Ongoing Attacks Exploiting Critical RCE Vulnerability in Legacy D-Link DSL Routers
Mis à jour :
Exploitation d’une faille critique dans les anciens routeurs D-Link
Des attaques actives exploitent une vulnérabilité critique dans d’anciens routeurs DSL de D-Link, permettant l’exécution de commandes arbitraires à distance. Cette faille, identifiée sous la référence CVE-2026-0625, concerne un problème d’injection de commande dans le point d’accès “dnscfg.cgi” dû à un manque de validation des paramètres de configuration DNS fournis par l’utilisateur.
Points clés :
- Nature de la vulnérabilité : Injection de commande dans le point d’accès “dnscfg.cgi”.
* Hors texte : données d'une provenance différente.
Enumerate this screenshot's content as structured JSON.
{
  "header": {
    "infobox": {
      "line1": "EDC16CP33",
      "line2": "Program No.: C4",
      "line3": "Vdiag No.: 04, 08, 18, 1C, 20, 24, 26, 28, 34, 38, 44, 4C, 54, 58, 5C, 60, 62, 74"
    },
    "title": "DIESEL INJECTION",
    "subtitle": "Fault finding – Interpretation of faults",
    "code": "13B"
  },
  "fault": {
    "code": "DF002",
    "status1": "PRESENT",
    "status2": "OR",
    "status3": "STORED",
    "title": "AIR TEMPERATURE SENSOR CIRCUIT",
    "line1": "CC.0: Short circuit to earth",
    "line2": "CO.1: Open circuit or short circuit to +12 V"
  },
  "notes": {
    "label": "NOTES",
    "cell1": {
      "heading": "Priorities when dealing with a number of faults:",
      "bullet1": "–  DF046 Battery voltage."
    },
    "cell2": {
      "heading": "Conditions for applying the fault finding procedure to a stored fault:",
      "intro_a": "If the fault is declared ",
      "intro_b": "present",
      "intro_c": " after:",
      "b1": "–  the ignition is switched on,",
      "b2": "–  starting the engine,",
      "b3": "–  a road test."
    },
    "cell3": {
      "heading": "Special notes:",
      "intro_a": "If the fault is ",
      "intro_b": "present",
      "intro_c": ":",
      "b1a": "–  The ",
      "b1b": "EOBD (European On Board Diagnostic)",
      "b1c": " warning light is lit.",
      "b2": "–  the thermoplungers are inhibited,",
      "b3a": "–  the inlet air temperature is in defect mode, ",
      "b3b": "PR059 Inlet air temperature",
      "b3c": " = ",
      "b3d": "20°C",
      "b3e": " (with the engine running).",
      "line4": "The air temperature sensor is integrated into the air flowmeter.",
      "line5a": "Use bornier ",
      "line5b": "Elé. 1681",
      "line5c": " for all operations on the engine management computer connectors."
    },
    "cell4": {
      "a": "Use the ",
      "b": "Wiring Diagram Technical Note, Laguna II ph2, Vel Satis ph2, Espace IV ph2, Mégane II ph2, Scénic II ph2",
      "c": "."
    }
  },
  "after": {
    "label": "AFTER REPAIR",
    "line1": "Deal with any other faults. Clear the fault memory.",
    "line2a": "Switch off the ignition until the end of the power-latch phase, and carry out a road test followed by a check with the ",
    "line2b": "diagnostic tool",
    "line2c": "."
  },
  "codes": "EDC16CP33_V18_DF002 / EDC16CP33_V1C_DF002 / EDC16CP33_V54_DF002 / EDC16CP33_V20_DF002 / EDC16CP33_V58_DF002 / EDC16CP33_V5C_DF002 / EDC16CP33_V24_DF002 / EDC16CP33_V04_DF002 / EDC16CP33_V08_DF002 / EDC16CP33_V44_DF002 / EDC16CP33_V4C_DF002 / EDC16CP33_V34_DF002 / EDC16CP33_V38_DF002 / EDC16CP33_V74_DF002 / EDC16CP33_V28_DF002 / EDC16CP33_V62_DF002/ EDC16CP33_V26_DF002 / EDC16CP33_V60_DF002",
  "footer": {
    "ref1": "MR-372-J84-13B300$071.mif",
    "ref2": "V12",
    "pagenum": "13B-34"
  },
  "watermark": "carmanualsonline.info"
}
- Impact : Permet à un attaquant non authentifié d’exécuter des commandes arbitraires à distance, ouvrant la voie à l’exécution de code à distance.
- Utilisation passée : Le même mécanisme de configuration DNS a été utilisé dans des campagnes passées de détournement de DNS.
- Détournement de DNS : Une fois les entrées DNS modifiées, le trafic peut être redirigé, intercepté ou bloqué, affectant tous les appareils connectés derrière le routeur.
- Modèles affectés (spécifiques avec leurs versions concernées) :
- DSL-2640B (<= 1.07)
- DSL-2740R (< 1.17)
- DSL-2780B (<= 1.01.14)
- DSL-526B (<= 2.01)
- Statut des appareils : Ces modèles sont considérés comme en fin de vie (EOL) depuis début 2020 et ne reçoivent plus de mises à jour.
- Identification : D-Link a du mal à identifier précisément tous les modèles affectés en raison des variations de firmware et des générations de produits, nécessitant une inspection directe du firmware.
- Exploitation : Des tentatives d’exploitation ont été enregistrées en novembre 2025.
Recommandations :
Il est fortement recommandé aux propriétaires de ces modèles de routeurs D-Link obsolètes de les retirer immédiatement du service et de les remplacer par des appareils plus récents et activement supportés, qui bénéficient de mises à jour régulières du firmware et de la sécurité. La nature non corrigeable de cette vulnérabilité sur les appareils en fin de vie représente un risque opérationnel élevé pour les organisations qui continuent de les utiliser.